What is so important about trust? Just think about it – without trust society as we know it would disintegrate. And the core of trust is love; love for one’s fellow beings – all fellow travellers on the road of life.

Without it the situation would arise where trust between child and parent would be absent. Domestic animals trust that we will care for them. What about trust between partners – husbands and wives? I remember reading somewhere, Time magazine most probably, about an English couple, newly married – both lawyers of course – who drew up a bizarre ‘contract’ between themselves wherein everything they did had to be compensated for. If one made the breakfast the other had to do the dinner, if one washed the car the other had to do something to ‘balance’ things, and so it went on. There was obviously absolutely no trust between them, and I can’t believe there was any love either. I have no idea whether the union lasted, but I can’t see how it would.

Of course in business trust is paramount. When trust fails chaos reigns as is currently very evident. Banks don’t trust anyone at present, so credit dries up – and business relies on credit.

Trust also depends on people’s ethical conduct and behaviour. Unethical behaviour is the antithesis of trust. I mean, who would trust someone who lies, who is dishonest, whose behaviour belies all that most people consider to be good and decent? No one does – we use the rather disparaging phrase “honour among thieves” to express our distrust of those who we have categorised as untrustworthy, but who deal between themselves. As an example, who trusts the wiz-kids in Wall Street now-a-days? Who trusts the rating agencies that gave AAA ratings to very dubious CDOs and sub-prime mortgages? Who trusts the banks? But they all deal, or dealt, between themselves didn’t they? They all dreamed up the (basically unethical) schemes which have brought the world economy to its knees.

Now, to regain trust, people, particularly business people, must be ethical. They must remember, or re-learn, or be taught, what ethics means and why it is so important.

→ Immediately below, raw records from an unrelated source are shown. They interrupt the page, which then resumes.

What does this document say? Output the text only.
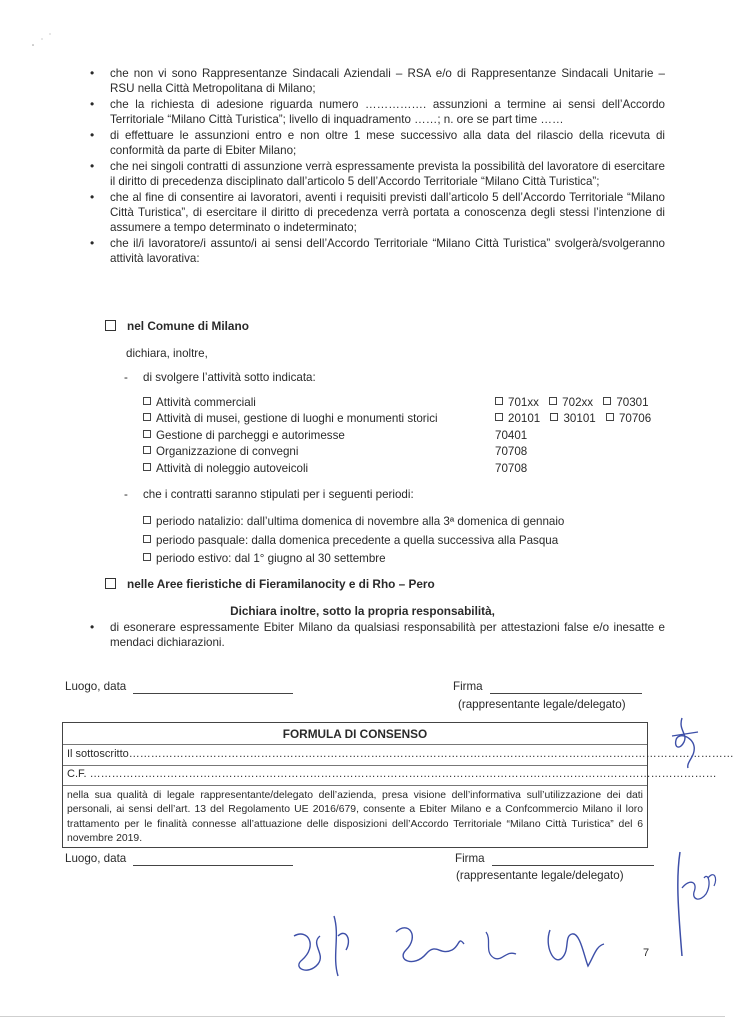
• che non vi sono Rappresentanze Sindacali Aziendali – RSA e/o di Rappresentanze Sindacali Unitarie – RSU nella Città Metropolitana di Milano;
• che la richiesta di adesione riguarda numero ……………. assunzioni a termine ai sensi dell’Accordo Territoriale “Milano Città Turistica”; livello di inquadramento ……; n. ore se part time ……
• di effettuare le assunzioni entro e non oltre 1 mese successivo alla data del rilascio della ricevuta di conformità da parte di Ebiter Milano;
• che nei singoli contratti di assunzione verrà espressamente prevista la possibilità del lavoratore di esercitare il diritto di precedenza disciplinato dall’articolo 5 dell’Accordo Territoriale “Milano Città Turistica”;
• che al fine di consentire ai lavoratori, aventi i requisiti previsti dall’articolo 5 dell’Accordo Territoriale “Milano Città Turistica”, di esercitare il diritto di precedenza verrà portata a conoscenza degli stessi l’intenzione di assumere a tempo determinato o indeterminato;
• che il/i lavoratore/i assunto/i ai sensi dell’Accordo Territoriale “Milano Città Turistica” svolgerà/svolgeranno attività lavorativa:
nel Comune di Milano
dichiara, inoltre,
- di svolgere l’attività sotto indicata:
Attività commerciali	701xx 702xx 70301
Attività di musei, gestione di luoghi e monumenti storici	20101 30101 70706
Gestione di parcheggi e autorimesse	70401
Organizzazione di convegni	70708
Attività di noleggio autoveicoli	70708
- che i contratti saranno stipulati per i seguenti periodi:
periodo natalizio: dall’ultima domenica di novembre alla 3ª domenica di gennaio
periodo pasquale: dalla domenica precedente a quella successiva alla Pasqua
periodo estivo: dal 1° giugno al 30 settembre
nelle Aree fieristiche di Fieramilanocity e di Rho – Pero
Dichiara inoltre, sotto la propria responsabilità,
• di esonerare espressamente Ebiter Milano da qualsiasi responsabilità per attestazioni false e/o inesatte e mendaci dichiarazioni.
Luogo, data	Firma
(rappresentante legale/delegato)
FORMULA DI CONSENSO
Il sottoscritto…………………………………………………………………………………………………………………………………………………
C.F. ………………………………………………………………………………………………………………………………………………………
nella sua qualità di legale rappresentante/delegato dell’azienda, presa visione dell’informativa sull’utilizzazione dei dati personali, ai sensi dell’art. 13 del Regolamento UE 2016/679, consente a Ebiter Milano e a Confcommercio Milano il loro trattamento per le finalità connesse all’attuazione delle disposizioni dell’Accordo Territoriale “Milano Città Turistica” del 6 novembre 2019.
Luogo, data	Firma
(rappresentante legale/delegato)
7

They must be made aware of the importance of morality, of the virtues and of holding fast to values which support their moral precept and virtues, which are only evident by their behaviour (ethical, or unethical).

We cannot see into someone’s mind, so how they think, (and thoughts governs their morality, their understanding of virtue and what they value) can only be evidenced by their actions, which, of course result from their ethics.

I consider ethics to be the glue that holds societies and groups of people together. That is why it is so important, why trust is so important.